Stakeholders believe the dispute over Boka premises spells doom for tobacco farmers this season. “By the look of it, we are going to face a couple of problems considering the fact that the floors are not yet ready for opening.
“So far, we know of only one floor that has been confirmed as ready to open,” said Tobacco Association of Zimbabwe (TAZ) CEO, Wilfred Nhemwa.
He said the existence of one floor means there won’t be competition and this is going to affect the prices.
Nicholas Kapungu, President of the Zimbabwe Progressive Tobacco Farmers Union called for the immediate restoration of normalcy at the floors as a lot was at stake for small-scale farmers.
“This conflict will really affect us because we don’t know who is in charge at those floors,” Kapungu said.
Kapungu said Zitac should be evicted so that farmers can deal directly with the owners of the building adding that should the chaos continue, they would “vigorously demonstrate” at the floors.
It’s not only the issue of tobacco floors that farmers have to grapple with. Tobacco farmers need electricity during the curing period and with Zesa erratic in supplies, it means that they have to use generators thereby increasing the cost of production.
Nhemwa told Standardbusiness the association was hoping that the booking system was adhered to so as to ensure orderly marketing of tobacco and “avoid a repeat of last year”.
He said TAZ had struck a deal with the power utility which has promised to ensure power is available during the tobacco curing period on condition that farmers settle the US$50 million debt owed to Zesa.
The curing period started in December and runs up to March.
“Zesa are agreeable to that but want farmers to pay half of the bill and the remainder through stop orders and has said that it will do everything to ensure that there is power during the curing period,” Nhemwa said.
Zimbabwe Tobacco Association president Kevin Cooke explained that the association met with the Timb and were informed that staff was being employed in anticipation of a busy marketing season.
“We are hoping that the floors open in accordance with schedule this February as there has been a lot more planting this season,” Cooke said.
Tobacco production is on the increased buoyed by favourable prices on the auction floors and last year more than doubled on 2009 figures of 59 million kgs.
It has the highest returns compared to other cash crops.

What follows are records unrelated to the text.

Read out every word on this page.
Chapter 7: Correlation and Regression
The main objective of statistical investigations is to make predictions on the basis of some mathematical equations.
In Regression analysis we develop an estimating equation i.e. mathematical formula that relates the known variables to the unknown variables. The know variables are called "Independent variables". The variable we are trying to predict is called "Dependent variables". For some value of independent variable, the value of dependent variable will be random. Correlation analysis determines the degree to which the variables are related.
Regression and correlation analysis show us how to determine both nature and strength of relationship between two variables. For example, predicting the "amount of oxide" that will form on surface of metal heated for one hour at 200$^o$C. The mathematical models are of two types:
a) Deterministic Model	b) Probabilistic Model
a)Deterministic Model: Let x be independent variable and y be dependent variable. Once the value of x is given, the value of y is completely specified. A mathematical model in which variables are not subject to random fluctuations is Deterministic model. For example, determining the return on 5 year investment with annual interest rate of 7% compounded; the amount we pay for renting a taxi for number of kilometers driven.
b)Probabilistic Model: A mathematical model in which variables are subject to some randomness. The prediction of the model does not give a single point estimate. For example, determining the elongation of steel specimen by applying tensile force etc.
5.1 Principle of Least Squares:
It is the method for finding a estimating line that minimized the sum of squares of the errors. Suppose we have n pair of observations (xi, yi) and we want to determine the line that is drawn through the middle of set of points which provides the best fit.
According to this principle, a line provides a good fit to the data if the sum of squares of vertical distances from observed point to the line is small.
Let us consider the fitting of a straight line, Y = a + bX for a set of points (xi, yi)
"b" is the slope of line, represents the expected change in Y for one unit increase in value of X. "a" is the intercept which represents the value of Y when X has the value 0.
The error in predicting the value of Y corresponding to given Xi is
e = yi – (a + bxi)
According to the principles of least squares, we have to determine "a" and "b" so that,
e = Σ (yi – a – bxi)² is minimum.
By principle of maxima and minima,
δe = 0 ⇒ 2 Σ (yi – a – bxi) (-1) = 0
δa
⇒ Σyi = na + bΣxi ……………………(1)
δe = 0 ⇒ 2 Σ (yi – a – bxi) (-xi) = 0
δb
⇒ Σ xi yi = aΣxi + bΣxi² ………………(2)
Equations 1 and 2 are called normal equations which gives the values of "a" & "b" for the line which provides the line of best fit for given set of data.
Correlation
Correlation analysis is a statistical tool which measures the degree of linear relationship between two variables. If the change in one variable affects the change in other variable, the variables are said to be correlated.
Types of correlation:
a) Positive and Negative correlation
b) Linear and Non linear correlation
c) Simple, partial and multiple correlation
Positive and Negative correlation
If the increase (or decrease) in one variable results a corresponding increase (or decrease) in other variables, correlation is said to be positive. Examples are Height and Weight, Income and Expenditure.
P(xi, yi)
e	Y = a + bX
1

Tobacco was the backbone of Zimbabwe’s flourishing economy in the 1980s till the late 90s, as good quality leaf was known to originate from the country.
The crop contributed an estimated 50 % of the country’s foreign currency and ranked behind the United States of America and Brazil in terms of volume of leaf exports worldwide.
However, a vigorous international anti-smoking lobby remains the only real threat to an industry that has survived for centuries and employs millions across the globe.